Dans son rapport annuel 2010, le Médiateur de la République dresse un portrait particulièrement dur de l’état de nos lois et des relations qu’entretiennent nos concitoyens avec elles. L’empilement législatif a atteint un tel degré que ni les Français, ni leurs administrations ne connaissent les lois qui sont supposées les gouverner. Nouveaux textes, circulaires, décrets, jurisprudence, arrêtés qui contredisent la loi : notre système juridique est devenu à ce point opaque et instable que l’application des lois en devient aléatoire – entre excès de zèle, excès de lenteur, application mécanique et déshumanisée des procédures quand les décisions prises par l’administration ne sont tout simplement pas en contradiction avec les textes en vigueur. Ce système qui était supposé nous protéger en couvrant nos vies privées d’un étroit maillage de réglementations fait désormais régner en France ce que le médiateur lui-même qualifie d’« insécurité juridique ».

Dans une perspective évolutionnaire, les règlementations en social-démocratie ont ceci de commun avec les bactéries qu’elles ont tendance à se multiplier de façon exponentielle. Cela procède – il me semble – de trois caractéristiques intrinsèques : comment elles naissent, comment elles se reproduisent et enfin, comment elles ne meurent pas.

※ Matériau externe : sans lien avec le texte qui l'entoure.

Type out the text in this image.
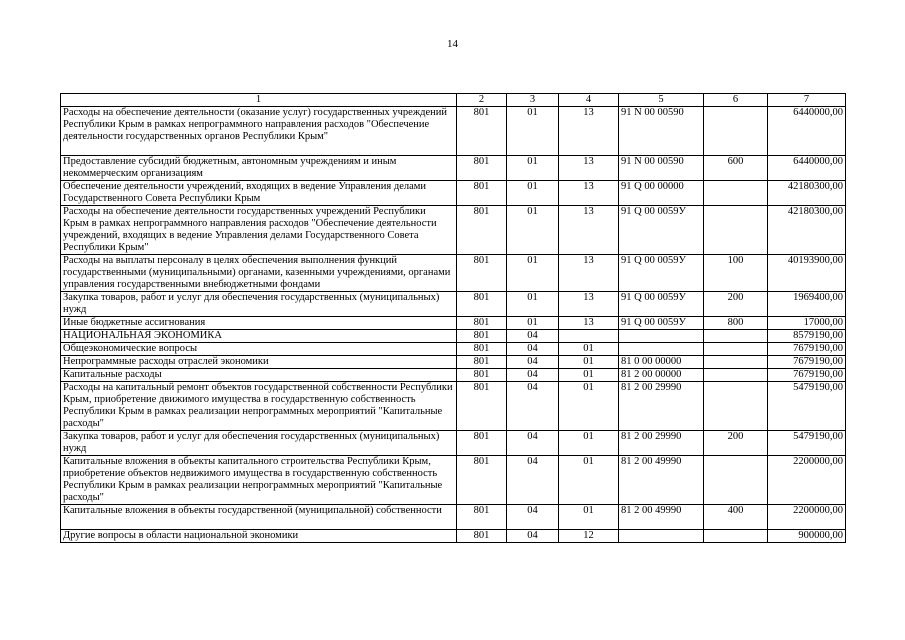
14
1	2	3	4	5	6	7
Расходы на обеспечение деятельности (оказание услуг) государственных учреждений Республики Крым в рамках непрограммного направления расходов "Обеспечение деятельности государственных органов Республики Крым"	801	01	13	91 N 00 00590		6440000,00
Предоставление субсидий бюджетным, автономным учреждениям и иным некоммерческим организациям	801	01	13	91 N 00 00590	600	6440000,00
Обеспечение деятельности учреждений, входящих в ведение Управления делами Государственного Совета Республики Крым	801	01	13	91 Q 00 00000		42180300,00
Расходы на обеспечение деятельности государственных учреждений Республики Крым в рамках непрограммного направления расходов "Обеспечение деятельности учреждений, входящих в ведение Управления делами Государственного Совета Республики Крым"	801	01	13	91 Q 00 0059У		42180300,00
Расходы на выплаты персоналу в целях обеспечения выполнения функций государственными (муниципальными) органами, казенными учреждениями, органами управления государственными внебюджетными фондами	801	01	13	91 Q 00 0059У	100	40193900,00
Закупка товаров, работ и услуг для обеспечения государственных (муниципальных) нужд	801	01	13	91 Q 00 0059У	200	1969400,00
Иные бюджетные ассигнования	801	01	13	91 Q 00 0059У	800	17000,00
НАЦИОНАЛЬНАЯ ЭКОНОМИКА	801	04				8579190,00
Общеэкономические вопросы	801	04	01			7679190,00
Непрограммные расходы отраслей экономики	801	04	01	81 0 00 00000		7679190,00
Капитальные расходы	801	04	01	81 2 00 00000		7679190,00
Расходы на капитальный ремонт объектов государственной собственности Республики Крым, приобретение движимого имущества в государственную собственность Республики Крым в рамках реализации непрограммных мероприятий "Капитальные расходы"	801	04	01	81 2 00 29990		5479190,00
Закупка товаров, работ и услуг для обеспечения государственных (муниципальных) нужд	801	04	01	81 2 00 29990	200	5479190,00
Капитальные вложения в объекты капитального строительства Республики Крым, приобретение объектов недвижимого имущества в государственную собственность Республики Крым в рамках реализации непрограммных мероприятий "Капитальные расходы"	801	04	01	81 2 00 49990		2200000,00
Капитальные вложения в объекты государственной (муниципальной) собственности	801	04	01	81 2 00 49990	400	2200000,00
Другие вопросы в области национальной экономики	801	04	12			900000,00
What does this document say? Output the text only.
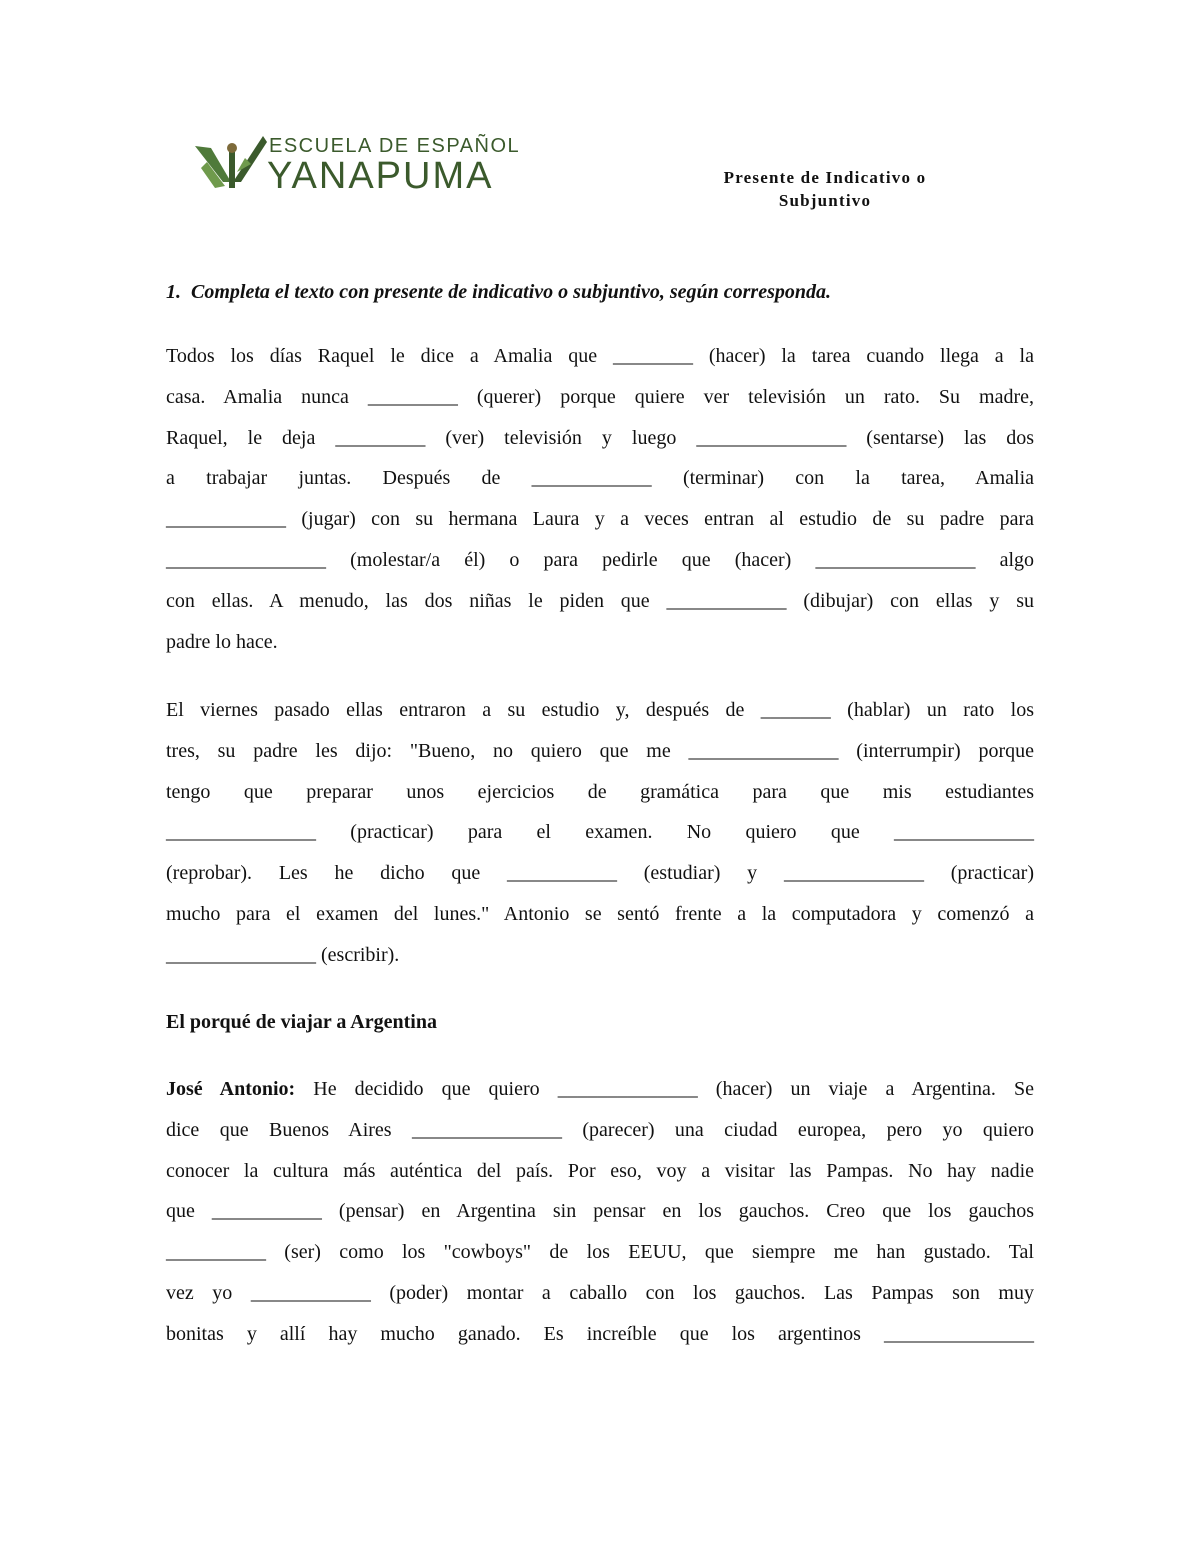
ESCUELA DE ESPAÑOL
YANAPUMA	Presente de Indicativo o
Subjuntivo
1. Completa el texto con presente de indicativo o subjuntivo, según corresponda.
Todos los días Raquel le dice a Amalia que ________ (hacer) la tarea cuando llega a la
casa. Amalia nunca _________ (querer) porque quiere ver televisión un rato. Su madre,
Raquel, le deja _________ (ver) televisión y luego _______________ (sentarse) las dos
a trabajar juntas. Después de ____________ (terminar) con la tarea, Amalia
____________ (jugar) con su hermana Laura y a veces entran al estudio de su padre para
________________ (molestar/a él) o para pedirle que (hacer) ________________ algo
con ellas. A menudo, las dos niñas le piden que ____________ (dibujar) con ellas y su
padre lo hace.
El viernes pasado ellas entraron a su estudio y, después de _______ (hablar) un rato los
tres, su padre les dijo: "Bueno, no quiero que me _______________ (interrumpir) porque
tengo que preparar unos ejercicios de gramática para que mis estudiantes
_______________ (practicar) para el examen. No quiero que ______________
(reprobar). Les he dicho que ___________ (estudiar) y ______________ (practicar)
mucho para el examen del lunes." Antonio se sentó frente a la computadora y comenzó a
_______________ (escribir).
El porqué de viajar a Argentina
José Antonio: He decidido que quiero ______________ (hacer) un viaje a Argentina. Se
dice que Buenos Aires _______________ (parecer) una ciudad europea, pero yo quiero
conocer la cultura más auténtica del país. Por eso, voy a visitar las Pampas. No hay nadie
que ___________ (pensar) en Argentina sin pensar en los gauchos. Creo que los gauchos
__________ (ser) como los "cowboys" de los EEUU, que siempre me han gustado. Tal
vez yo ____________ (poder) montar a caballo con los gauchos. Las Pampas son muy
bonitas y allí hay mucho ganado. Es increíble que los argentinos _______________
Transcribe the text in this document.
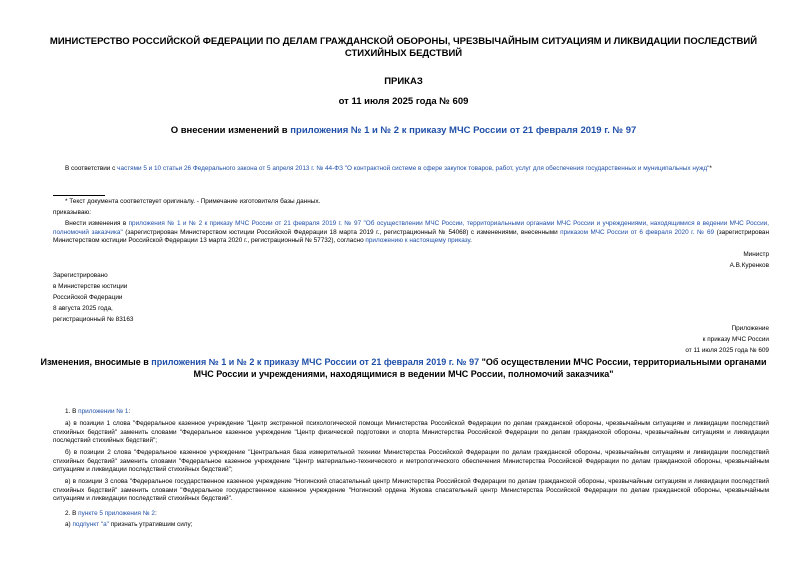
МИНИСТЕРСТВО РОССИЙСКОЙ ФЕДЕРАЦИИ ПО ДЕЛАМ ГРАЖДАНСКОЙ ОБОРОНЫ, ЧРЕЗВЫЧАЙНЫМ СИТУАЦИЯМ И ЛИКВИДАЦИИ ПОСЛЕДСТВИЙ СТИХИЙНЫХ БЕДСТВИЙ
ПРИКАЗ
от 11 июля 2025 года № 609
О внесении изменений в приложения № 1 и № 2 к приказу МЧС России от 21 февраля 2019 г. № 97
В соответствии с частями 5 и 10 статьи 26 Федерального закона от 5 апреля 2013 г. № 44-ФЗ "О контрактной системе в сфере закупок товаров, работ, услуг для обеспечения государственных и муниципальных нужд"*
* Текст документа соответствует оригиналу. - Примечание изготовителя базы данных.
приказываю:
Внести изменения в приложения № 1 и № 2 к приказу МЧС России от 21 февраля 2019 г. № 97 "Об осуществлении МЧС России, территориальными органами МЧС России и учреждениями, находящимися в ведении МЧС России, полномочий заказчика" (зарегистрирован Министерством юстиции Российской Федерации 18 марта 2019 г., регистрационный № 54068) с изменениями, внесенными приказом МЧС России от 6 февраля 2020 г. № 69 (зарегистрирован Министерством юстиции Российской Федерации 13 марта 2020 г., регистрационный № 57732), согласно приложению к настоящему приказу.
Министр
А.В.Куренков
Зарегистрировано
в Министерстве юстиции
Российской Федерации
8 августа 2025 года,
регистрационный № 83163
Приложение
к приказу МЧС России
от 11 июля 2025 года № 609
Изменения, вносимые в приложения № 1 и № 2 к приказу МЧС России от 21 февраля 2019 г. № 97 "Об осуществлении МЧС России, территориальными органами МЧС России и учреждениями, находящимися в ведении МЧС России, полномочий заказчика"
1. В приложении № 1:
а) в позиции 1 слова "Федеральное казенное учреждение "Центр экстренной психологической помощи Министерства Российской Федерации по делам гражданской обороны, чрезвычайным ситуациям и ликвидации последствий стихийных бедствий" заменить словами "Федеральное казенное учреждение "Центр физической подготовки и спорта Министерства Российской Федерации по делам гражданской обороны, чрезвычайным ситуациям и ликвидации последствий стихийных бедствий";
б) в позиции 2 слова "Федеральное казенное учреждение "Центральная база измерительной техники Министерства Российской Федерации по делам гражданской обороны, чрезвычайным ситуациям и ликвидации последствий стихийных бедствий" заменить словами "Федеральное казенное учреждение "Центр материально-технического и метрологического обеспечения Министерства Российской Федерации по делам гражданской обороны, чрезвычайным ситуациям и ликвидации последствий стихийных бедствий";
в) в позиции 3 слова "Федеральное государственное казенное учреждение "Ногинский спасательный центр Министерства Российской Федерации по делам гражданской обороны, чрезвычайным ситуациям и ликвидации последствий стихийных бедствий" заменить словами "Федеральное государственное казенное учреждение "Ногинский ордена Жукова спасательный центр Министерства Российской Федерации по делам гражданской обороны, чрезвычайным ситуациям и ликвидации последствий стихийных бедствий".
2. В пункте 5 приложения № 2:
а) подпункт "а" признать утратившим силу;
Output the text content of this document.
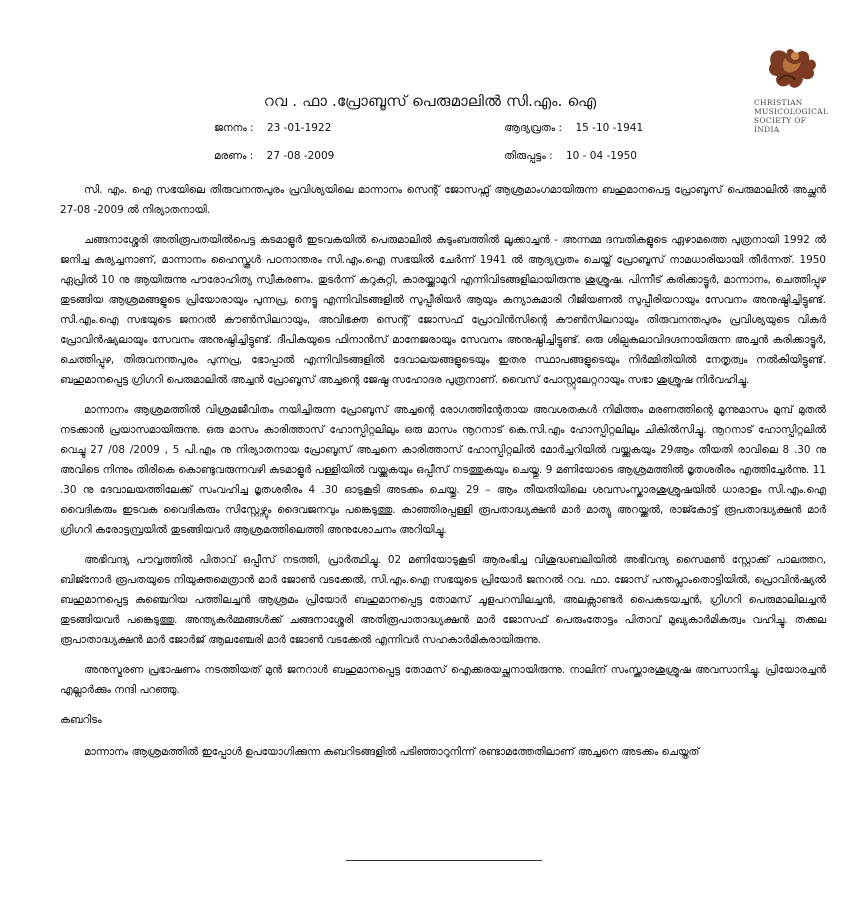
CHRISTIAN
MUSICOLOGICAL
SOCIETY OF INDIA
റവ . ഫാ .പ്രോബൂസ് പെരുമാലിൽ സി.എം. ഐ
ജനനം : 23 -01-1922	ആദ്യവ്രതം : 15 -10 -1941
മരണം : 27 -08 -2009	തിരുപ്പട്ടം : 10 - 04 -1950

സി. എം. ഐ സഭയിലെ തിരുവനന്തപുരം പ്രവിശ്യയിലെ മാന്നാനം സെന്റ് ജോസഫ്സ് ആശ്രമാംഗമായിരുന്ന ബഹുമാനപെട്ട പ്രോബൂസ് പെരുമാലിൽ അച്ഛൻ 27-08 -2009 ൽ നിര്യാതനായി.

ചങ്ങനാശ്ശേരി അതിരൂപതയിൽപെട്ട കുടമാളൂർ ഇടവകയിൽ പെരുമാലിൽ കുടുംബത്തിൽ ലൂക്കാച്ചൻ - അന്നമ്മ ദമ്പതികളുടെ ഏഴാമത്തെ പുത്രനായി 1992 ൽ ജനിച്ച കുര്യച്ചനാണ്, മാന്നാനം ഹൈസ്കൂൾ പഠനാന്തരം സി.എം.ഐ സഭയിൽ ചേർന്ന് 1941 ൽ ആദ്യവ്രതം ചെയ്ത് പ്രോബൂസ് നാമധാരിയായി തീർന്നത്. 1950 ഏപ്രിൽ 10 നു ആയിരുന്നു പൗരോഹിത്യ സ്വീകരണം. തുടർന്ന് കറുകുറ്റി, കാരയ്ക്കാമുറി എന്നിവിടങ്ങളിലായിരുന്നു ശുശ്രൂഷ. പിന്നീട് കരിക്കാട്ടൂർ, മാന്നാനം, ചെത്തിപ്പുഴ തുടങ്ങിയ ആശ്രമങ്ങളുടെ പ്രിയോരായും പുന്നപ്ര, നെട്ടൂ എന്നിവിടങ്ങളിൽ സുപ്പീരിയർ ആയും കന്യാകുമാരി റീജിയണൽ സുപ്പീരിയറായും സേവനം അനുഷ്ഠിച്ചിട്ടുണ്ട്. സി.എം.ഐ സഭയുടെ ജനറൽ കൗൺസിലറായും, അവിഭക്ത സെന്റ് ജോസഫ് പ്രോവിൻസിന്റെ കൗൺസിലറായും തിരുവനന്തപുരം പ്രവിശ്യയുടെ വികർ പ്രോവിൻഷ്യലായും സേവനം അനുഷ്ഠിച്ചിട്ടുണ്ട്. ദീപികയുടെ ഫിനാൻസ് മാനേജരായും സേവനം അനുഷ്ഠിച്ചിട്ടുണ്ട്. ഒരു ശില്പകലാവിദഗ്ദനായിരുന്ന അച്ചൻ കരിക്കാട്ടൂർ, ചെത്തിപ്പുഴ, തിരുവനന്തപുരം പുന്നപ്ര, ഭോപ്പാൽ എന്നിവിടങ്ങളിൽ ദേവാലയങ്ങളുടെയും ഇതര സ്ഥാപങ്ങളുടെയും നിർമ്മിതിയിൽ നേതൃത്വം നൽകിയിട്ടുണ്ട്. ബഹുമാനപ്പെട്ട ഗ്രിഗറി പെരുമാലിൽ അച്ചൻ പ്രോബൂസ് അച്ചന്റെ ജേഷ്ഠ സഹോദര പുത്രനാണ്. വൈസ് പോസ്റ്റുലേറ്ററായും സഭാ ശുശ്രൂഷ നിർവഹിച്ചു.

മാന്നാനം ആശ്രമത്തിൽ വിശ്രമജീവിതം നയിച്ചിരുന്ന പ്രോബൂസ് അച്ചന്റെ രോഗത്തിന്റേതായ അവശതകൾ നിമിത്തം മരണത്തിന്റെ മൂന്നുമാസം മുമ്പ് മുതൽ നടക്കാൻ പ്രയാസമായിരുന്നു. ഒരു മാസം കാരിത്താസ് ഹോസ്പിറ്റലിലും ഒരു മാസം നൂറനാട് കെ.സി.എം ഹോസ്പിറ്റലിലും ചികിൽസിച്ചു. നൂറനാട് ഹോസ്പിറ്റലിൽ വെച്ചു 27 /08 /2009 , 5 പി.എം നു നിര്യാതനായ പ്രോബൂസ് അച്ചനെ കാരിത്താസ് ഹോസ്പിറ്റലിൽ മോർച്ചറിയിൽ വയ്ക്കുകയും 29ആം തീയതി രാവിലെ 8 .30 നു അവിടെ നിന്നും തിരികെ കൊണ്ടുവരുന്നവഴി കുടമാളൂർ പള്ളിയിൽ വയ്ക്കുകയും ഒപ്പീസ് നടത്തുകയും ചെയ്തു. 9 മണിയോടെ ആശ്രമത്തിൽ മൃതശരീരം എത്തിച്ചേർന്നു. 11 .30 നു ദേവാലയത്തിലേക്ക് സംവഹിച്ച മൃതശരീരം 4 .30 ഓടുകൂടി അടക്കം ചെയ്തു. 29 – ആം തീയതിയിലെ ശവസംസ്കാരശുശ്രുഷയിൽ ധാരാളം സി.എം.ഐ വൈദികരും ഇടവക വൈദികരും സിസ്റ്റേഴ്സും ദൈവജനവും പങ്കെടുത്തു. കാഞ്ഞിരപ്പള്ളി രൂപതാദ്ധ്യക്ഷൻ മാർ മാത്യു അറയ്ക്കൽ, രാജ്കോട്ട് രൂപതാദ്ധ്യക്ഷൻ മാർ ഗ്രിഗറി കരോട്ടമ്പ്രയിൽ തുടങ്ങിയവർ ആശ്രമത്തിലെത്തി അനുശോചനം അറിയിച്ചു.

അഭിവന്ദ്യ പൗവ്വത്തിൽ പിതാവ് ഒപ്പീസ് നടത്തി, പ്രാർത്ഥിച്ചു. 02 മണിയോടുകൂടി ആരംഭിച്ച വിശുദ്ധബലിയിൽ അഭിവന്ദ്യ സൈമൺ സ്റ്റോക്ക് പാലത്തറ, ബിജ്നോർ രൂപതയുടെ നിയുക്തമെത്രാൻ മാർ ജോൺ വടക്കേൽ, സി.എം.ഐ സഭയുടെ പ്രിയോർ ജനറൽ റവ. ഫാ. ജോസ് പന്തപ്ലാംതൊട്ടിയിൽ, പ്രൊവിൻഷ്യൽ ബഹുമാനപ്പെട്ട കുഞ്ചെറിയ പത്തിലച്ചൻ ആശ്രമം പ്രിയോർ ബഹുമാനപ്പെട്ട തോമസ് ചൂളപറമ്പിലച്ചൻ, അലക്സാണ്ടർ പൈകടയച്ചൻ, ഗ്രിഗറി പെരുമാലിലച്ചൻ തുടങ്ങിയവർ പങ്കെടുത്തു. അന്ത്യകർമ്മങ്ങൾക്ക് ചങ്ങനാശ്ശേരി അതിരൂപാതാദ്ധ്യക്ഷൻ മാർ ജോസഫ് പെരുംതോട്ടം പിതാവ് മുഖ്യകാർമികത്വം വഹിച്ചു. തക്കല രൂപാതാദ്ധ്യക്ഷൻ മാർ ജോർജ് ആലഞ്ചേരി മാർ ജോൺ വടക്കേൽ എന്നിവർ സഹകാർമികരായിരുന്നു.

അനുസ്മരണ പ്രഭാഷണം നടത്തിയത് മുൻ ജനറാൾ ബഹുമാനപ്പെട്ട തോമസ് ഐക്കരയച്ഛനായിരുന്നു. നാലിന് സംസ്ക്കാരശുശ്രൂഷ അവസാനിച്ചു. പ്രിയോരച്ചൻ എല്ലാർക്കും നന്ദി പറഞ്ഞു.

കബറിടം

മാന്നാനം ആശ്രമത്തിൽ ഇപ്പോൾ ഉപയോഗിക്കുന്ന കബറിടങ്ങളിൽ പടിഞ്ഞാറുനിന്ന് രണ്ടാമത്തേതിലാണ് അച്ചനെ അടക്കം ചെയ്തത്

Nos lois naissent dans l’émotion. Mais à la différence des êtres humains, chez qui la naissance précède l’émotion, les règlementations tendent à voir le jour après qu’un évènement à forte teneur émotionnelle – et idéalement riche en controverses – ait défrayé la chronique. Le devoir de l’Etat étant de nous protéger de tout y compris de nous-mêmes ; l’homo politicus ne peut concevoir son utilité sociale sans promptement faire voter une loi pour nous prouver à quel point notre sort lui importe. L’inflation législative trouve ainsi sa source dans la volonté du pouvoir politique d’apporter des réponses de circonstance à chaque cas particuliers. Peu importe que cette loi soit utile, peu importe qu’elle rentre en conflit avec des dispositifs déjà existants, peu importe qu’elle n’apporte aucune véritable solution à supposer qu’il y ait eut un problème et enfin, peu importe qu’elle finisse elle-même par poser plus de problèmes qu’elle n’apporte de solutions. On serait en droit, dans un monde rationnel, d’attendre de nos gouvernants qu’ils évaluent calmement les coûts et les bénéfices de chaque texte avant qu’il n’entre vigueur[1. C’est d’ailleurs dans cet esprit que la révision de la Constitution de 2008 prévoyait des études d’impact pour évaluer les effets pervers des réformes] ; vous savez aussi bien que moi qu’il n’en est rien : on légifère dans l’urgence, dans le feu de l’action pour adopter une posture de l’homme politique concerné.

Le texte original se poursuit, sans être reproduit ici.